The order of salvation is called Ordo Salutis in Latin. The Ordo Salutis is one of the most important doctrines of Christianity because It tells what being a Christian means. There are differing opinions on how the Ordo Salutis is in sequence. Historically this has been the subject of much debate. Here at Proclaiming His Glory, we will be following Wayne Grudem’s explanation in his Systematic Theology.

1. Election (God’s choice of people to be saved)

2. The Gospel Call (proclaiming the message of the Gospel)

3. Regeneration (being born again)

4. Conversion (faith and repentance)

5. Justification (right legal standing)

6. Adoption (membership in God’s family)

7. Sanctification (right conduct of life)

8. Perseverance (remaining a Christian)

9. Death (going to be with the Lord)

10. Glorification (receiving a resurrection body)

In the next ten weeks on every Friday I want to take time for us to study and fully understand what each of these means for us.

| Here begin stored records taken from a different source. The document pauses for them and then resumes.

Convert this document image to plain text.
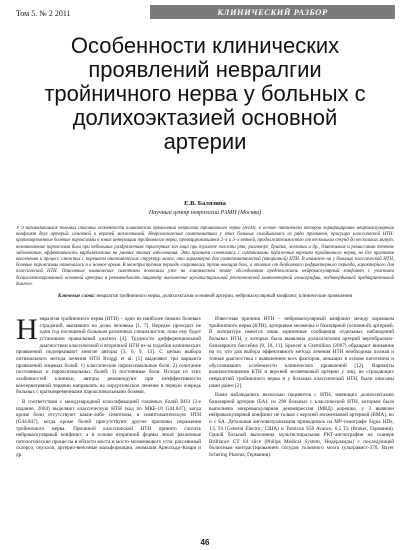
Том 5. № 2 2011	КЛИНИЧЕСКИЙ РАЗБОР
Особенности клинических проявлений невралгии тройничного нерва у больных с долихоэктазией основной артерии
Е.В. Балязина
Научный центр неврологии РАМН (Москва)
У 9 наблюдавшихся больных описаны особенности клинических проявлений невралгии тройничного нерва (НТН), в основе патогенеза которой верифицирован нейроваскулярный конфликт двух артерий: основной и верхней мозжечковой. Неврологическая симптоматика у этих больных складывалась из ряда признаков, присущих классической НТН: кратковременные болевые пароксизмы в зонах иннервации тройничного нерва, провоцировавшиеся 2–х и 3–х ветвей, продолжительностью от нескольких секунд до нескольких минут, возникновение пароксизма боли при небольших раздражениях триггерных зон лица при туалете полости рта, разговоре, бритье, жевании и др., длительные и ремиссиями течение заболевания, эффективность карбамазепина на ранних этапах заболевания. Эти признаки сочетались с симптомами поражения корешка тройничного нерва, не без признаков вовлечения в процесс смежных с корешком анатомических структур мозга, что характерно для симптоматической (вторичной) НТН. В анамнезе ни у больных классической НТН, болевые пароксизмы отмечались и в ночное время. В межприступном периоде сохранялась тупая ноющая боль, в отличие от безболевого рефрактерного периода, характерного для классической НТН. Описанные клинические симптомы позволили уже на клиническом этапе обследования предположить нейроваскулярный конфликт с участием долихоэктазированной основной артерии и рекомендовать пациенту выполнение мультиспиральной рентгеновской компьютерной ангиографии, подтвердившей предварительный диагноз.
Ключевые слова: невралгия тройничного нерва, долихоэктазия основной артерии, нейроваскулярный конфликт, клинические проявления
Н евралгия тройничного нерва (НТН) – одно из наиболее тяжких болевых страданий, выпавших на долю человека [1, 7]. Нередко проходит не один год посещений больным различных специалистов, пока ему будет установлен правильный диагноз [4]. Трудности дифференциальной диагностики классической и вторичной НТН из-за подобия клинических проявлений подчеркивают многие авторы [3, 6, 9, 13]. С целью выбора оптимального метода лечения НТН Bruggi et al. [5] выделяют три варианта проявлений лицевых болей: 1) классические пароксизмальные боли; 2) сочетание постоянных и пароксизмальных болей; 3) постоянные боли. Исходя из этих особенностей клиники, авторы рекомендуют при неэффективности консервативной терапии направлять на хирургическое лечение в первую очередь больных с кратковременными пароксизмальными болями.

В соответствии с международной классификацией головных болей ВОЗ (2-е издание, 2004) выделяют классическую НТН (код по МКБ-10 G44.847), когда кроме боли отсутствуют какие-либо симптомы, и симптоматическую НТН (G44.847), когда кроме болей присутствуют другие признаки поражения тройничного нерва. Причиной классической НТН принято считать нейроваскулярный конфликт, а в основе вторичной формы лежат различные патологические процессы в области моста и мосто-мозжечкового угла: рассеянный склероз, опухоли, артерио-венозные мальформации, аномалия Арнольда–Киари и др.

Известная причина НТН – нейроваскулярный конфликт между корешком тройничного нерва (КТН), артериями мозжечка и базилярной (основной) артерией. В литературе имеется лишь единичные сообщения отдельных наблюдений больных НТН, у которых была выявлена долихоэктазия артерий вертебрально-базилярного бассейна [8, 10, 11]. Spencer и Gremillion (2007) обращают внимание на то, что для выбора эффективного метода лечения НТН необходима полная и точная диагностика с выявлением всех факторов, лежащих в основе патогенеза и обусловивших особенности клинических проявлений [12]. Варианты взаимоотношения КТН и верхней мозжечковой артерии у лиц, не страдающих невралгией тройничного нерва и у больных классической НТН, были описаны нами ранее [2].

Нами наблюдались несколько пациентов с НТН, имеющих долихоэктазию базилярной артерии (БА): из 298 больных с классической НТН, которым была выполнена микроваскулярная декомпрессия (МВД) корешка, у 3 выявлен нейроваскулярный конфликт не только с верхней мозжечковой артерией (ВМА), но и с БА. Детальная ангиовизуализация проводилась на МР-томографе Signa HDx, 1,5 Тл (General Electric, США) и Tomicon S50 Avance, 0,5 Тл (Bruker, Германия). Одной больной выполнена мультиспиральная РКТ-ангиография на сканере Brilliance CT 64 slice (Philips Medical System, Нидерланды) с последующей болюсным контрастированием сосудов головного мозга (ультравист-370, Bayer Schering Pharma, Германия).

46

I want to end this introduction with something to keep in mind as we study these topics: this is all about Jesus. The whole reason God became a man and lived a perfect life and then died a sinless death was for His glory. We are here to proclaim His glory, and what better way to do that than remember his most amazing and awesome act, the Gospel and the salvation it brought. Never forget that God didn’t die for us, but for his glory. We are saved only to worship his almighty name. Let the ransomed sinners rejoice. Our God is a saving God.